In other business at Tuesday's meeting the board spent a brief time discussing the special County Board meeting with a business summit and round table discussion on economic growth planning and general development of the county to be held at 4 p.m. on Thursday, Sep. 27 at the UW Theatre campus in Marinette.
LeFebvre and Anderson asked supervisors to turn in questions they would like to ask the panelists. They have six to 10 possible panelists lined up, but are still seeking more from outlying areas of the county, including possibly Iron Mountain, Mich., where many Niagara area residents are employed.
Supervisor Rick Polzin and several others stressed that municipal officials should also be encouraged to attend. LeFebvre commented that this is a County Board meeting that is open to everyone, but said there is a Wisconsin Towns Association meeting at Wausaukee that evening, so he wondered how many town officials would or could attend both.
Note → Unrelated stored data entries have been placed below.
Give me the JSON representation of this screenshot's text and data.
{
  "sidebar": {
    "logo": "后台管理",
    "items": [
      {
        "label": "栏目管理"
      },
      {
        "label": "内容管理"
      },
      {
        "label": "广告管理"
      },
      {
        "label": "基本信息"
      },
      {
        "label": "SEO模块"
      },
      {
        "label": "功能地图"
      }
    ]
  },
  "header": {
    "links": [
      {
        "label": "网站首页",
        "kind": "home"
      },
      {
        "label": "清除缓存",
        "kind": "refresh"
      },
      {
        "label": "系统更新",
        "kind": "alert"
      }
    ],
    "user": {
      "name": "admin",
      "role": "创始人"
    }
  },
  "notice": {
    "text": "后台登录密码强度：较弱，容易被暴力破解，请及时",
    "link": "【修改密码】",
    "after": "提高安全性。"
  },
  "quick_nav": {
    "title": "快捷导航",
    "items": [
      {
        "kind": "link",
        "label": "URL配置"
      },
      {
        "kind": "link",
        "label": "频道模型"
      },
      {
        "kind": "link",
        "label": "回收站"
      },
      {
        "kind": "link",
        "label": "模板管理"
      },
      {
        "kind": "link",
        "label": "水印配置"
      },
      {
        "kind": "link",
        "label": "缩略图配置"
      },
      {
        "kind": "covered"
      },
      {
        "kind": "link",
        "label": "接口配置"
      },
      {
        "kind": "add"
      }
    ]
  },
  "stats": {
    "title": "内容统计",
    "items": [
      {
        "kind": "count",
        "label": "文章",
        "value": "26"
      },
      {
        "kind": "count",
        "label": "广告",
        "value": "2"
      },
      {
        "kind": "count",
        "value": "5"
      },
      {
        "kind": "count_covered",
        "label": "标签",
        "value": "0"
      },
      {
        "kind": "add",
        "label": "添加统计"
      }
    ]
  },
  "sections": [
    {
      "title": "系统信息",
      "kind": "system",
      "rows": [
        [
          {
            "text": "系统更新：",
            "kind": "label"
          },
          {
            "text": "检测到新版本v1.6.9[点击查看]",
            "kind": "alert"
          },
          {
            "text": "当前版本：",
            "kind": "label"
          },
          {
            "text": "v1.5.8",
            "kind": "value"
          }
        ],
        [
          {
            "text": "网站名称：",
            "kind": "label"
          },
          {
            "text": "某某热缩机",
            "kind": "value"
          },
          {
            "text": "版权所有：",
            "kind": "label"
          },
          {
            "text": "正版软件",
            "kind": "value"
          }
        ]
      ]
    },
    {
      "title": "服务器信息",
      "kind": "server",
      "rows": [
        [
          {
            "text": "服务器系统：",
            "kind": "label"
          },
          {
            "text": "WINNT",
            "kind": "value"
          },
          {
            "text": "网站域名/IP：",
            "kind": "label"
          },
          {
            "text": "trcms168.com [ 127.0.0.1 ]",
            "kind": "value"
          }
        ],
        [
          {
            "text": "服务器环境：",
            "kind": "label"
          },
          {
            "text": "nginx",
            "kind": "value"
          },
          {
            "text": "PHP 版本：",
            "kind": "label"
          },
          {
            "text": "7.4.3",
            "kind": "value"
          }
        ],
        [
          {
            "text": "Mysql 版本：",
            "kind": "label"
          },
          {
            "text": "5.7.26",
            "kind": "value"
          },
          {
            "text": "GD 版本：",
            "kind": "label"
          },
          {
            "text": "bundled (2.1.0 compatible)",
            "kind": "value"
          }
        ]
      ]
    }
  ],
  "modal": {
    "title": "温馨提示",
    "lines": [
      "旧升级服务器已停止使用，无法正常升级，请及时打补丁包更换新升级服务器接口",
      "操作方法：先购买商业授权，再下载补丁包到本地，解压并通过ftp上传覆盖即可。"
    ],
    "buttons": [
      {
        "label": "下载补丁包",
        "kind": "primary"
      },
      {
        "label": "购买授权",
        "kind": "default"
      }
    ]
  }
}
Anderson encouraged supervisors who know of any business people willing to be involved in determining what changes or projects are best for future growth of the county to let them know, and repeated that all businesses, all municipal leaders, everyone in Marinette County, is invited to the meeting.
The board also heard annual reports from BAMC CEO Ed Harding, who described the hospital's move from the old Marinette General Hospital building on Shore Drive into its new facilities on University Drive; Communications Director Kirsten Burmeister, Forest and Parks Administrator Pete Vilas, and Human Resources Director Jennifer Holtger.
All supervisors were invited to attend the Marinette County Health Fair on Wednesday, Oct. 3.